Quasi one-dimensional Bose-Einstein condensate in gravito-optical surface trap

TL;DR

This paper investigates the static and dynamic behavior of a quasi-one-dimensional Bose-Einstein condensate in a gravito-optical surface trap, combining analytical and numerical methods to understand its expansion and interference patterns.

Contribution

It provides approximate analytical solutions for the BEC in the trap and compares them with numerical results, enhancing understanding of BEC dynamics in gravito-optical traps.

Findings

Non-ballistic expansion of BEC after trap release

Observation of self-interference patterns for large atom numbers

Revival of wave packet with interference for small atom numbers

Abstract

We study both static and dynamic properties of a weakly interacting Bose-Einstein condensate (BEC) in a quasi one-dimensional gravito-optical surface trap, where the downward pull of gravity is compensated by the exponentially decaying potential of an evanescent wave. First, we work out approximate solutions of the Gross-Pitaevskii equation for both a small number of atoms using a Gaussian ansatz and a larger number of atoms using the Thomas-Fermi limit.
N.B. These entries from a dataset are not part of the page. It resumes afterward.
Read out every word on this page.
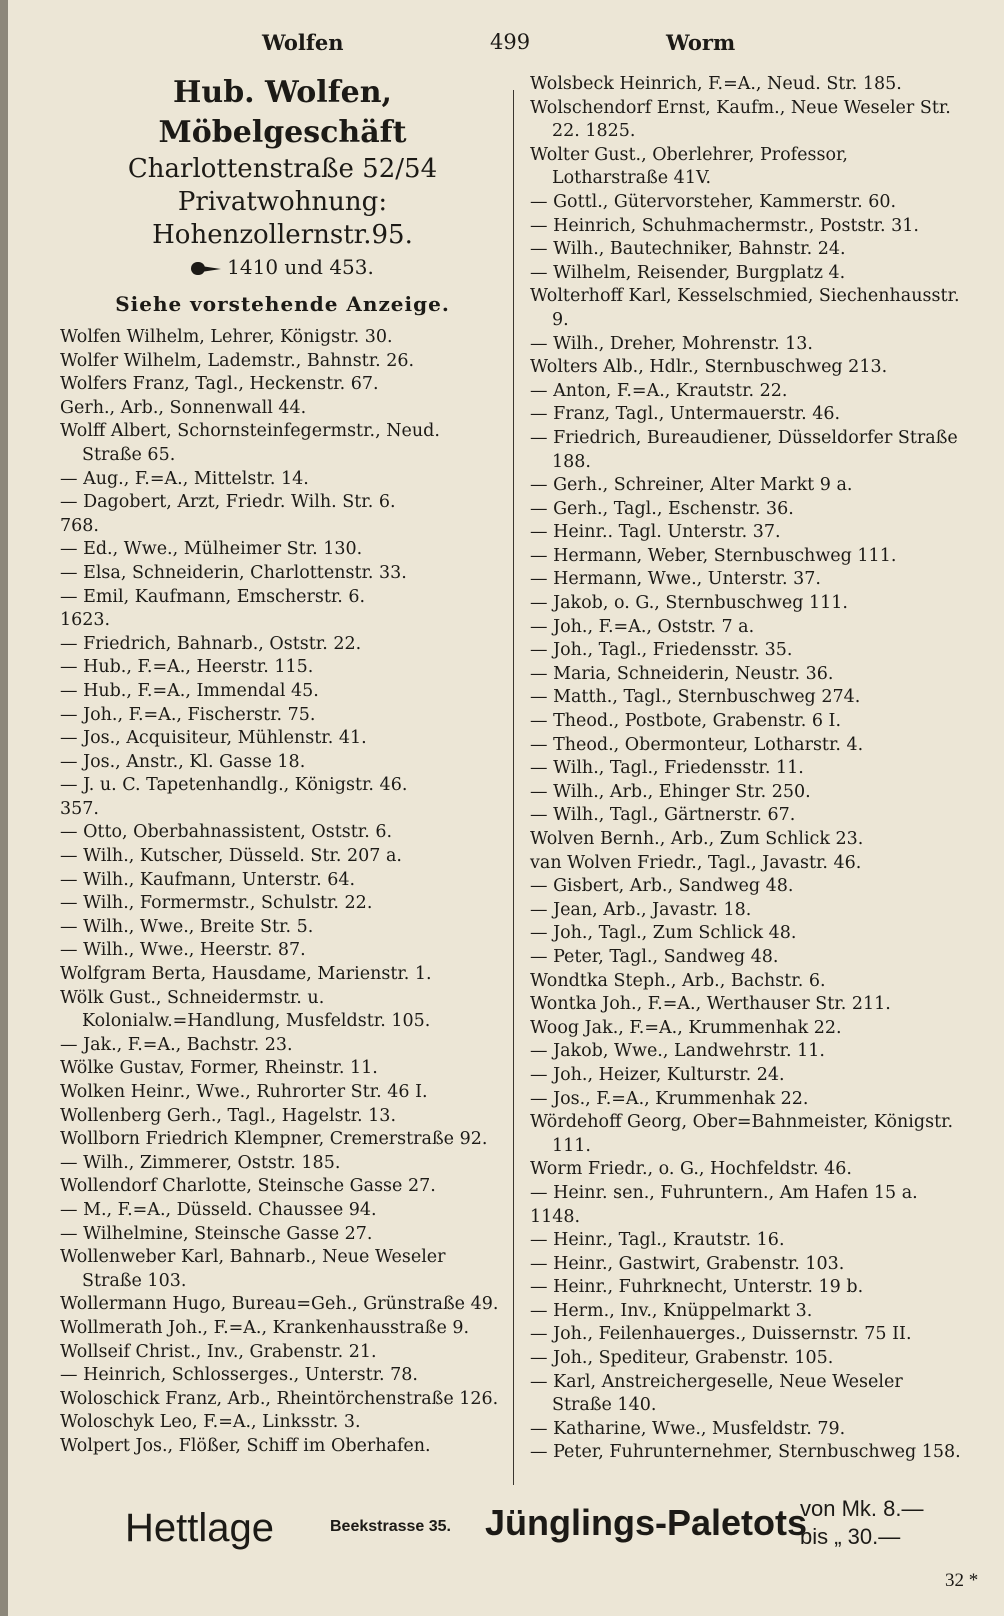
Wolfen	499	Worm
Hub. Wolfen, Möbelgeschäft
Charlottenstraße 52/54
Privatwohnung: Hohenzollernstr.95.
1410 und 453.
Siehe vorstehende Anzeige.
Wolfen Wilhelm, Lehrer, Königstr. 30.
Wolfer Wilhelm, Lademstr., Bahnstr. 26.
Wolfers Franz, Tagl., Heckenstr. 67.
Gerh., Arb., Sonnenwall 44.
Wolff Albert, Schornsteinfegermstr., Neud. Straße 65.
— Aug., F.=A., Mittelstr. 14.
— Dagobert, Arzt, Friedr. Wilh. Str. 6.
768.
— Ed., Wwe., Mülheimer Str. 130.
— Elsa, Schneiderin, Charlottenstr. 33.
— Emil, Kaufmann, Emscherstr. 6.
1623.
— Friedrich, Bahnarb., Oststr. 22.
— Hub., F.=A., Heerstr. 115.
— Hub., F.=A., Immendal 45.
— Joh., F.=A., Fischerstr. 75.
— Jos., Acquisiteur, Mühlenstr. 41.
— Jos., Anstr., Kl. Gasse 18.
— J. u. C. Tapetenhandlg., Königstr. 46.
357.
— Otto, Oberbahnassistent, Oststr. 6.
— Wilh., Kutscher, Düsseld. Str. 207 a.
— Wilh., Kaufmann, Unterstr. 64.
— Wilh., Formermstr., Schulstr. 22.
— Wilh., Wwe., Breite Str. 5.
— Wilh., Wwe., Heerstr. 87.
Wolfgram Berta, Hausdame, Marienstr. 1.
Wölk Gust., Schneidermstr. u. Kolonialw.=Handlung, Musfeldstr. 105.
— Jak., F.=A., Bachstr. 23.
Wölke Gustav, Former, Rheinstr. 11.
Wolken Heinr., Wwe., Ruhrorter Str. 46 I.
Wollenberg Gerh., Tagl., Hagelstr. 13.
Wollborn Friedrich Klempner, Cremerstraße 92.
— Wilh., Zimmerer, Oststr. 185.
Wollendorf Charlotte, Steinsche Gasse 27.
— M., F.=A., Düsseld. Chaussee 94.
— Wilhelmine, Steinsche Gasse 27.
Wollenweber Karl, Bahnarb., Neue Weseler Straße 103.
Wollermann Hugo, Bureau=Geh., Grünstraße 49.
Wollmerath Joh., F.=A., Krankenhausstraße 9.
Wollseif Christ., Inv., Grabenstr. 21.
— Heinrich, Schlosserges., Unterstr. 78.
Woloschick Franz, Arb., Rheintörchenstraße 126.
Woloschyk Leo, F.=A., Linksstr. 3.
Wolpert Jos., Flößer, Schiff im Oberhafen.
Wolsbeck Heinrich, F.=A., Neud. Str. 185.
Wolschendorf Ernst, Kaufm., Neue Weseler Str. 22. 1825.
Wolter Gust., Oberlehrer, Professor, Lotharstraße 41V.
— Gottl., Gütervorsteher, Kammerstr. 60.
— Heinrich, Schuhmachermstr., Poststr. 31.
— Wilh., Bautechniker, Bahnstr. 24.
— Wilhelm, Reisender, Burgplatz 4.
Wolterhoff Karl, Kesselschmied, Siechenhausstr. 9.
— Wilh., Dreher, Mohrenstr. 13.
Wolters Alb., Hdlr., Sternbuschweg 213.
— Anton, F.=A., Krautstr. 22.
— Franz, Tagl., Untermauerstr. 46.
— Friedrich, Bureaudiener, Düsseldorfer Straße 188.
— Gerh., Schreiner, Alter Markt 9 a.
— Gerh., Tagl., Eschenstr. 36.
— Heinr.. Tagl. Unterstr. 37.
— Hermann, Weber, Sternbuschweg 111.
— Hermann, Wwe., Unterstr. 37.
— Jakob, o. G., Sternbuschweg 111.
— Joh., F.=A., Oststr. 7 a.
— Joh., Tagl., Friedensstr. 35.
— Maria, Schneiderin, Neustr. 36.
— Matth., Tagl., Sternbuschweg 274.
— Theod., Postbote, Grabenstr. 6 I.
— Theod., Obermonteur, Lotharstr. 4.
— Wilh., Tagl., Friedensstr. 11.
— Wilh., Arb., Ehinger Str. 250.
— Wilh., Tagl., Gärtnerstr. 67.
Wolven Bernh., Arb., Zum Schlick 23.
van Wolven Friedr., Tagl., Javastr. 46.
— Gisbert, Arb., Sandweg 48.
— Jean, Arb., Javastr. 18.
— Joh., Tagl., Zum Schlick 48.
— Peter, Tagl., Sandweg 48.
Wondtka Steph., Arb., Bachstr. 6.
Wontka Joh., F.=A., Werthauser Str. 211.
Woog Jak., F.=A., Krummenhak 22.
— Jakob, Wwe., Landwehrstr. 11.
— Joh., Heizer, Kulturstr. 24.
— Jos., F.=A., Krummenhak 22.
Wördehoff Georg, Ober=Bahnmeister, Königstr. 111.
Worm Friedr., o. G., Hochfeldstr. 46.
— Heinr. sen., Fuhruntern., Am Hafen 15 a.
1148.
— Heinr., Tagl., Krautstr. 16.
— Heinr., Gastwirt, Grabenstr. 103.
— Heinr., Fuhrknecht, Unterstr. 19 b.
— Herm., Inv., Knüppelmarkt 3.
— Joh., Feilenhauerges., Duissernstr. 75 II.
— Joh., Spediteur, Grabenstr. 105.
— Karl, Anstreichergeselle, Neue Weseler Straße 140.
— Katharine, Wwe., Musfeldstr. 79.
— Peter, Fuhrunternehmer, Sternbuschweg 158.
Hettlage	Beekstrasse 35. Jünglings-Paletots
von Mk. 8.—
bis „ 30.—
32 *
Then we confirm the accuracy of these analytical solutions by comparing them to numerical results. From there, we numerically analyze how the BEC cloud expands non-ballistically, when the confining evanescent laser beam is shut off, showing agreement between our theoretical and previous experimental results. Furthermore, we analyze how the BEC cloud expands non-ballistically due to gravity after switching off the evanescent laser field in the presence of a hard-wall mirror. There we find that the BEC shows significant self-interference patterns for a large number of atoms, whereas for a small number of atoms, a revival of the BEC wave packet with few matter-wave interference patterns is observed.